The first episode, The Honeymoon, sets the mood particularly well with Hawthorne James creepy hunter offering ominous warnings about what is out there: At least youve still got your skins and neatly spooky images like a pair of hands that mysteriously come up from below the campervan to cover another pair silhouetted against the window inside. That incidentally is all we see of the things out there. Ron Livingston and Jennifer MacDonald strike up a convincing on-screen relationship and the episode develops a more than reasonable intensity when she is being attacked in the camper alone by unseen forces. There is also a good gory shock ending to the piece.

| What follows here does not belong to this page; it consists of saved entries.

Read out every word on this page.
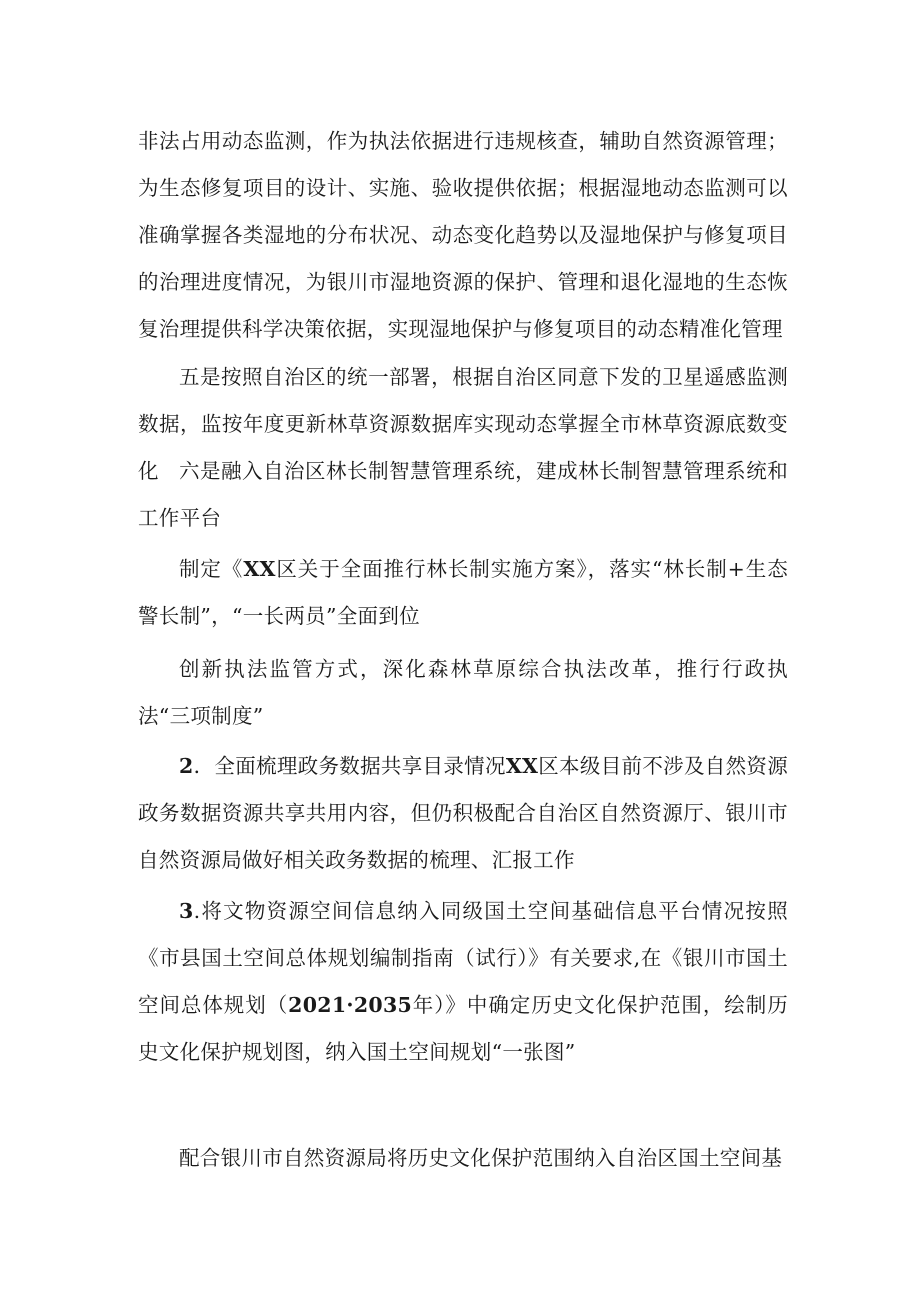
非法占用动态监测，作为执法依据进行违规核查，辅助自然资源管理；为生态修复项目的设计、实施、验收提供依据；根据湿地动态监测可以准确掌握各类湿地的分布状况、动态变化趋势以及湿地保护与修复项目的治理进度情况，为银川市湿地资源的保护、管理和退化湿地的生态恢复治理提供科学决策依据，实现湿地保护与修复项目的动态精准化管理

五是按照自治区的统一部署，根据自治区同意下发的卫星遥感监测数据，监按年度更新林草资源数据库实现动态掌握全市林草资源底数变化 六是融入自治区林长制智慧管理系统，建成林长制智慧管理系统和工作平台

制定《XX区关于全面推行林长制实施方案》，落实“林长制+生态警长制”，“一长两员”全面到位

创新执法监管方式，深化森林草原综合执法改革，推行行政执法“三项制度”

2．全面梳理政务数据共享目录情况XX区本级目前不涉及自然资源政务数据资源共享共用内容，但仍积极配合自治区自然资源厅、银川市自然资源局做好相关政务数据的梳理、汇报工作

3.将文物资源空间信息纳入同级国土空间基础信息平台情况按照《市县国土空间总体规划编制指南（试行）》有关要求,在《银川市国土空间总体规划（2021·2035年）》中确定历史文化保护范围，绘制历史文化保护规划图，纳入国土空间规划“一张图”

配合银川市自然资源局将历史文化保护范围纳入自治区国土空间基
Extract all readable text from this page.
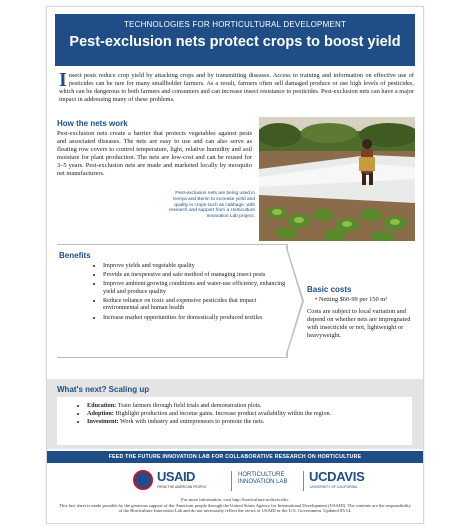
TECHNOLOGIES FOR HORTICULTURAL DEVELOPMENT
Pest-exclusion nets protect crops to boost yield
Insect pests reduce crop yield by attacking crops and by transmitting diseases. Access to training and information on effective use of pesticides can be rare for many smallholder farmers. As a result, farmers often sell damaged produce or use high levels of pesticides, which can be dangerous to both farmers and consumers and can increase insect resistance to pesticides. Pest-exclusion nets can have a major impact in addressing many of these problems.
How the nets work

Pest-exclusion nets create a barrier that protects vegetables against pests and associated diseases. The nets are easy to use and can also serve as floating row covers to control temperature, light, relative humidity and soil moisture for plant production. The nets are low-cost and can be reused for 3–5 years. Pest-exclusion nets are made and marketed locally by mosquito net manufacturers.

Pest-exclusion nets are being used in Kenya and Benin to increase yield and quality in crops such as cabbage, with research and support from a Horticulture Innovation Lab project.
Benefits
• Improve yields and vegetable quality
• Provide an inexpensive and safe method of managing insect pests
• Improve ambient growing conditions and water-use efficiency, enhancing yield and produce quality
• Reduce reliance on toxic and expensive pesticides that impact environmental and human health
• Increase market opportunities for domestically produced textiles
Basic costs
• Netting $60-99 per 150 m²

Costs are subject to local variation and depend on whether nets are impregnated with insecticide or not, lightweight or heavyweight.

What's next? Scaling up
• Education: Train farmers through field trials and demonstration plots.
• Adoption: Highlight production and income gains. Increase product availability within the region.
• Investment: Work with industry and entrepreneurs to promote the nets.
FEED THE FUTURE INNOVATION LAB FOR COLLABORATIVE RESEARCH ON HORTICULTURE
USAID
FROM THE AMERICAN PEOPLE
HORTICULTURE
INNOVATION LAB UCDAVIS
UNIVERSITY OF CALIFORNIA
For more information, visit http://horticulture.ucdavis.edu.
This fact sheet is made possible by the generous support of the American people through the United States Agency for International Development (USAID). The contents are the responsibility of the Horticulture Innovation Lab and do not necessarily reflect the views of USAID or the U.S. Government. Updated 05/14.
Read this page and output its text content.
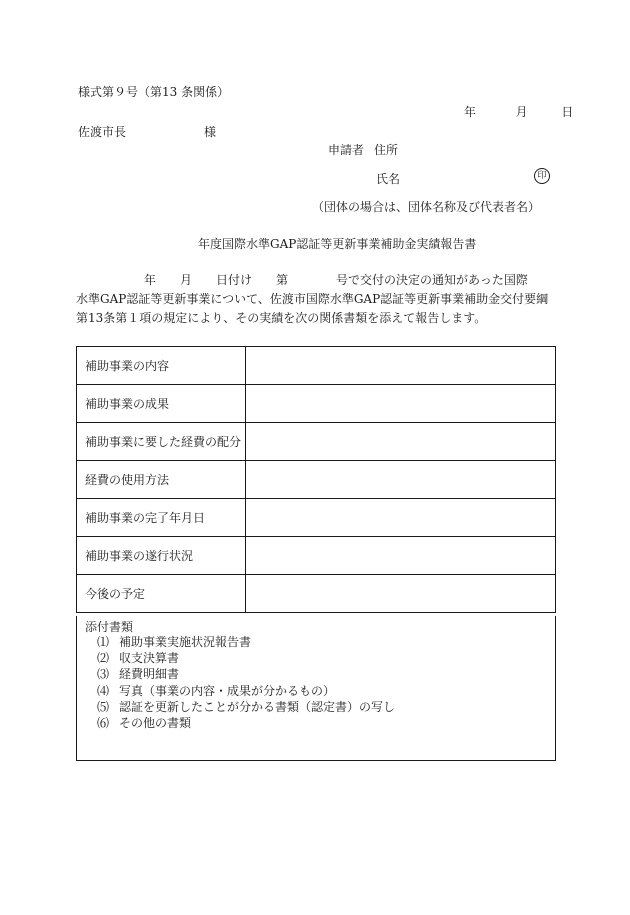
様式第９号（第13 条関係）
年	月	日
佐渡市長	様
申請者 住所
氏名	印
（団体の場合は、団体名称及び代表者名）
年度国際水準GAP認証等更新事業補助金実績報告書
年　　月　　日付け　　第　　　　号で交付の決定の通知があった国際
水準GAP認証等更新事業について、佐渡市国際水準GAP認証等更新事業補助金交付要綱
第13条第１項の規定により、その実績を次の関係書類を添えて報告します。
補助事業の内容	
補助事業の成果	
補助事業に要した経費の配分	
経費の使用方法	
補助事業の完了年月日	
補助事業の遂行状況	
今後の予定	
添付書類
⑴ 補助事業実施状況報告書
⑵ 収支決算書
⑶ 経費明細書
⑷ 写真（事業の内容・成果が分かるもの）
⑸ 認証を更新したことが分かる書類（認定書）の写し
⑹ その他の書類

The second episode, People Can Lick Too, hits similar highs. Just the idea of setting it around a child at home being threatened by a pedophile stalker goes out onto a limb that you can be sure any mainstream effort would feel a little leery about doing. There is a marvelous sinisterness generated to the episode at all times the cut from the chat room companion asking Not Scared? [at being left home alone] to the masked man typing in his apartment and then revealed to be screening camcorder videos of her, and other images like the hand coming up through the dog door or almost right down to touch her head as she crawls into the bushes. The ending wherein comes the title is a real kicker too. Young Alex McKenna gives a highly credible performance.
The third episode, The Locket, is arguably the best episode, although it should be said for an anthology where one is always tempted to pick a best and a weakest, that the competition among all three episodes is exceedingly narrow. The episode contains a particularly strong atmosphere of hauntedness although it does tip its hand as to the denouement a little too obviously. Jacinda Barrett has a mysterious beauty and the score for this episode is excellent. The final twist ending is the best of all the jolts that comes throughout the film.
The wraparound is well drawn too, with some good characterisations drawn among the four campfire characters. The ending makes it another variant on the final twist of Dr Terrors House of Horrors (1964), which is starting to seem ever so slightly gimmicky by now. The film opens with a black-and-white reconstruction of the urban legend of The Hook, which it then starts to amusingly deconstruct: Why a Hook? Couldnt he have had an artificial hand? One looks forward to further entries from any of Messrs Kunert, Manes, Semel and Cooper.